Star Trek's producer, Gene Roddenberry, said of this episode, "Our story here is whether a Herman Melville theme, i.e., modern man finding his 'Tahiti,' that natural and simple and happy and untroubled life all of us dream about some day finding—and having found it and having held it in his hand, he learns he's incapable of closing his hand around it and keeping it because all of us are innocent prisoners of our own time and place." An opposing view of the story, according to Daniel Bernardi of San Francisco State University in "Star Trek of the 1960s: Liberal-Humanism and the Production of Race," is that this Star Trek episode leans unacceptably on the romanticized "noble savage stereotype."
Stereotype? Unattainable dream? Can both be true?
Of course. A culture can't be put on a plate, garnished with parsley, and served up with a note that says, "this is IT." There are nuances. If you grow up in a culture, you understand it better than outsiders, yet there are aspects of every culture that don't make sense even to people on the inside. The point is, no account of a culture can be accepted as the pure, unvarnished truth since it is fallible human beings who chose the words/pictures/stories that convey that culture. In addition, no culture in the world is or was or ever has been all good or all bad.
Some indigenous tribes in the Americas tortured captives to death, but other tribes adopted captives who didn’t want to return to white culture when they had the chance (Mary Jemison, who will appear in the fourth installment of the JEM series, is one of them). Some Christian churches in Europe provided sanctuary for fugitives, while others supported the Inquisition. Some pre-Civil War Americans in the North helped slaves escape to freedom; some pre-Civil War Americans in the South punished recaptured slaves with maiming and death. It’s not the color of people’s skin that makes them just or unjust, it’s what they have learned. It’s the content of their character. It's fear. People who oppress others are afraid, afraid to learn anything new lest they learn they're not superior after all, afraid to open their hearts to The Other even though people who let others in are richer for it.
The idea that history is written by the winners isn’t new and isn’t only a matter of race. It’s conveyed in Frederich Schiller’s play, Mary Stuart, about the last days of Mary, Queen of Scots. Mary is imprisoned in England, supposedly for the murder of her husband but actually because she claims a greater right to the throne of England than its possessor, Queen Elizabeth the First. (The 2018 film Mary Queen of Scots tells this story.) When Elizabeth makes the decision to execute Mary, she is careful to establish plausible deniability so she can be the Last Queen Standing with minimal fuss. Elizabeth’s historians side with her, of course, which is why, for centuries, Elizabeth has been remembered as a legendary monarch while Mary Stuart has been remembered as a plotter and something of a tart.

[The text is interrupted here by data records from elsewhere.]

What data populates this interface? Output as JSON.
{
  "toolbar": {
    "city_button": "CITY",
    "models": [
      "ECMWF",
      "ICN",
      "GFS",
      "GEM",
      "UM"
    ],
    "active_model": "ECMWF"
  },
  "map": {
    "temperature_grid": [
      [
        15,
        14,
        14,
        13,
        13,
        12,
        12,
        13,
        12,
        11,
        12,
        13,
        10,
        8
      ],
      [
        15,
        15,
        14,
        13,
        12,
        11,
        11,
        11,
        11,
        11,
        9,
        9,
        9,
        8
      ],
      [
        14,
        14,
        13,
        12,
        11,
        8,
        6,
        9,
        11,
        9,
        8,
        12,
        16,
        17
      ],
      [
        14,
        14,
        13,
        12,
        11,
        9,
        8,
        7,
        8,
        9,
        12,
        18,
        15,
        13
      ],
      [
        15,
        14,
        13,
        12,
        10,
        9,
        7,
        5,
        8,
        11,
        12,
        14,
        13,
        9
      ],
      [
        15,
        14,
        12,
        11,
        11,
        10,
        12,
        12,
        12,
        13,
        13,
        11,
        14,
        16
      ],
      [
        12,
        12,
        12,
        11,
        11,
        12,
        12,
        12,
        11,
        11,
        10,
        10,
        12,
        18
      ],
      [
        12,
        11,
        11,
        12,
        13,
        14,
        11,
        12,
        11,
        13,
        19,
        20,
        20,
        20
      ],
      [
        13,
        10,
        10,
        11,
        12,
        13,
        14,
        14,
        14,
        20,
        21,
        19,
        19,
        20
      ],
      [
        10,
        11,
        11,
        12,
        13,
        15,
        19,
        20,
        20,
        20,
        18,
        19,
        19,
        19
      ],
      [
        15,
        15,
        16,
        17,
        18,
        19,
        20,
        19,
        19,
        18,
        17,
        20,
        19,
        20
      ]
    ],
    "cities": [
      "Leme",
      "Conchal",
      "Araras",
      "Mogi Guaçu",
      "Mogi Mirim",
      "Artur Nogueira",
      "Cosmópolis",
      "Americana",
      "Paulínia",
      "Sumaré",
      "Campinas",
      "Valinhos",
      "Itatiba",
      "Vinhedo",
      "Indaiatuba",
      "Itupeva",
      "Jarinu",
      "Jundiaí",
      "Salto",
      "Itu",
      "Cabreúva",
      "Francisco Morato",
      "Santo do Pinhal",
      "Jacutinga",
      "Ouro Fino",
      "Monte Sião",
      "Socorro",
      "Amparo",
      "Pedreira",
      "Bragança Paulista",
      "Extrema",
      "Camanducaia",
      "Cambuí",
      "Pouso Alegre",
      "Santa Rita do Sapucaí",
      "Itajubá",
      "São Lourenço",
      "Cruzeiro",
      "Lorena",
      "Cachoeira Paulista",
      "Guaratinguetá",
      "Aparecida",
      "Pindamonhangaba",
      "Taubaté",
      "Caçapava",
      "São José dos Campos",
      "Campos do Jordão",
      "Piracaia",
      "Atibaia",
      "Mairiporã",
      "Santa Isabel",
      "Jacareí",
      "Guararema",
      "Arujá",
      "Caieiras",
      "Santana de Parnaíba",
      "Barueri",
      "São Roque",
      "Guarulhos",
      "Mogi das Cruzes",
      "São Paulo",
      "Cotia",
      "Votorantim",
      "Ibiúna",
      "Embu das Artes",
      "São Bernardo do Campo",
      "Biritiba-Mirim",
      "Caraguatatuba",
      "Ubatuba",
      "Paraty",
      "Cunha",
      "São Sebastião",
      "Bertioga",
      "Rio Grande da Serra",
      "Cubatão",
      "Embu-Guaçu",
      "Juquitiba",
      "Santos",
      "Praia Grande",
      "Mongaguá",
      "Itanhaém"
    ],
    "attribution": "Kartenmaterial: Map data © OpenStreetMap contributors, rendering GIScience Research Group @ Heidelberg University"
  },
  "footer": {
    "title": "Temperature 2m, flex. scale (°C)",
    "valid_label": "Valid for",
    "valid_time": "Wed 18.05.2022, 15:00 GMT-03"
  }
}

At a less imperial level, a child who has a conflict in school and tells his parent it’s his teacher’s fault has learned to portray himself as a victim. When the parent speeds to school to savage the educator, he or she often learns that the darling snowflake told only part of the truth to show himself in a better light:
Nobody owns all the truth there is, and nobody can change a day once it’s on the shelf. We can only throw a fresh lump on the wheel and try to make tomorrow more balanced and more true than today.